The five less consonant musical primes selected from the fourteenth-century motet Se grasse n’est/Cum venerint/Ite missa est.
The five less consonant musical primes selected from the fourteenth-century motet Se grasse n’est/Cum venerint/Ite missa est.
The five more consonant musical primes selected from the fourteenth-century motet Se grasse n’est/Cum venerint/Ite missa est.
The five more consonant musical primes selected from the fourteenth-century motet Se grasse n’est/Cum venerint/Ite missa est.

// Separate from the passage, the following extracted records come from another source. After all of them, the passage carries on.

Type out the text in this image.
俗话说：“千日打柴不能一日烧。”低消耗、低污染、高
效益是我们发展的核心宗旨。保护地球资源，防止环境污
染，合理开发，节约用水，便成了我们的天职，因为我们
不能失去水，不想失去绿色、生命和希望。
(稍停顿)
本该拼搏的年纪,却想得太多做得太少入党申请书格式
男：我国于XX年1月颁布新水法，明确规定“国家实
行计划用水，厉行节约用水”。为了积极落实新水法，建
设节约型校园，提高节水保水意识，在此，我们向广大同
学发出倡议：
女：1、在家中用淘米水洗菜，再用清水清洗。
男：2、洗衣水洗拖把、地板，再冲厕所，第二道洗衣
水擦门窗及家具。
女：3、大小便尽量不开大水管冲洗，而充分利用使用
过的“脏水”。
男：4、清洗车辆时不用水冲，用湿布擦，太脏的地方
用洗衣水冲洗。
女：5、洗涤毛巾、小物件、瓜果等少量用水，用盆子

Examining the Modern-Day Listener – An Experimental Approach
This research used two experimental paradigms to test the responses of modern-day listeners to auditory stimuli. Testing for the implicit semantic associations of participants between longer musical phrases and the metaphor of sweetness was undertaken using a priming paradigm. The longer musical phrases consisted of auditory stimuli from the recording of Se grasse selected using the computational analysis described above. Existing evidence indicates that the processing of certain types of stimuli can be influenced by what precedes them, particularly for lexical decision tasks where participants have to quickly decide whether a string of letters is a word or non-word (McNamara, 2005, p. 4). Accuracy and/or reaction times have been found to be significantly affected by the prior presentation of words or even strings of letters that share (or do not share) a given characteristic (e.g., phonological similarity; Hamburger & Slowiaczek, 1996; Slowiaczek & Pisoni, 1986). This effect has also been found for semantic relationships (McNamara, 2005, p. 156). For example, people are faster at recognizing that the string of letters nurse is a real word if it is preceded by a semantically related word such as “doctor” than if it is preceded by a semantically unrelated word such as lawyer (Fromkin, Rodman, & Hyams, 2011; Tillmann & Bigand, 2002). Here, we make use of this semantic priming effect to determine whether musical primes that are considered sweet from the perspective of the medieval listener affect the reaction times to words that refer to sweet things or have strong semantic associations with sweetness.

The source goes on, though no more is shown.